Бенкендорф обратил особенное внимание на это дело хотя бы уж в силу одного того соображения, что оно было одним из первых в практике новорожденного III отделения, бывшего под его начальством. Понятно, ему хотелось провести его возможно тщательнее. Кроме этого, не мог не поразить его самый тон стихов, приуроченных к 14 декабря. По характерному выражению Леопольдова: «Увидав стихи, подумали: щука съедена, остались зубы; а потом возбудили вопрос: не остаток ли это духа недавно у нас погашенной булги». Поэтому он и поспешил выяснить, кто участвовал в распространении. Сообщение же об авторе стихов приобретало особое значение ввиду того, что об освобождении автора хлопотали у государя, что автор сам, заявляя о раскаянии, просил о милости во всеподданнейшем прошении. Отметим, что прошение Пушкина только 30 июля было отправлено маркизом Паулуччи к министру иностранных дел Нессельроде. В то время, когда началось дело о стихах «А. Шенье», прошение — надо думать — было накануне доклада. По получении в Москве, оно было передано начальнику главного штаба и позднее им же доложено. Бенкендорф не мог не знать этих обстоятельств.

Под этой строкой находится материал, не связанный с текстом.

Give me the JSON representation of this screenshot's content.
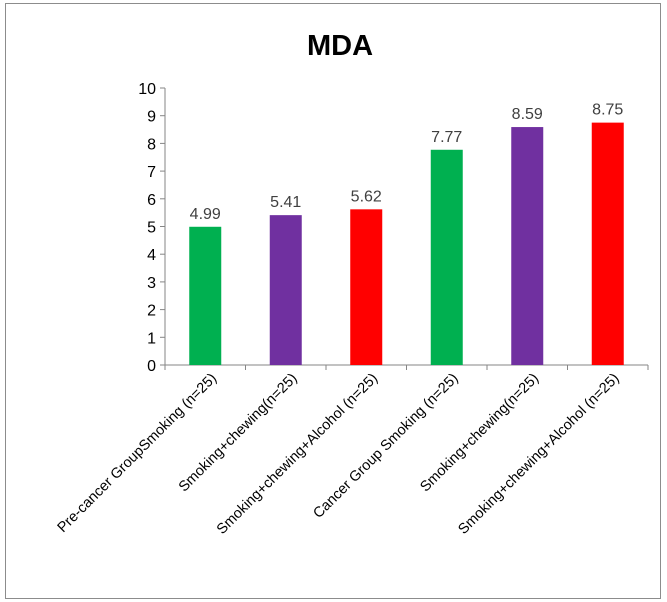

Скобелев направил к Бенкендорфу своего доброго сотрудника Коноплева. Он не ожидал подобного оборота дела, потому что, получив от Леопольдова рукопись со стихами, он не спросил его, от кого он получал их, и поэтому не мог удовлетворить любопытству Бенкендорфа. Ему он мог только донести, что стихи списаны для него Леопольдовым. А Леопольдова в это время уже не было в Москве, получив кандидатский аттестат, он уехал к себе на родину в Саратовскую губернию. 21 августа Коноплев получил от Скобелева приказание «в тот же час отправиться для отыскания г. Леопольдова и отобрания от него инкогнито, от кого он стихи сии получил или сам сочинил». Так впоследствии объяснял Коноплев свои действия по требованию новгородского уездного суда. «Отыскавши Леопольдова, — заканчивал свое объяснение Коноплев, — и, отобравши от него сведения, возвратился в Москву и доставил оное г. генерал-майору Скобелеву, который в то же время свез оное к г. ген.-ад. Бенкендорфу, на другой же день все прикосновенные лица были взяты, а мне объявлена благодарность от начальства».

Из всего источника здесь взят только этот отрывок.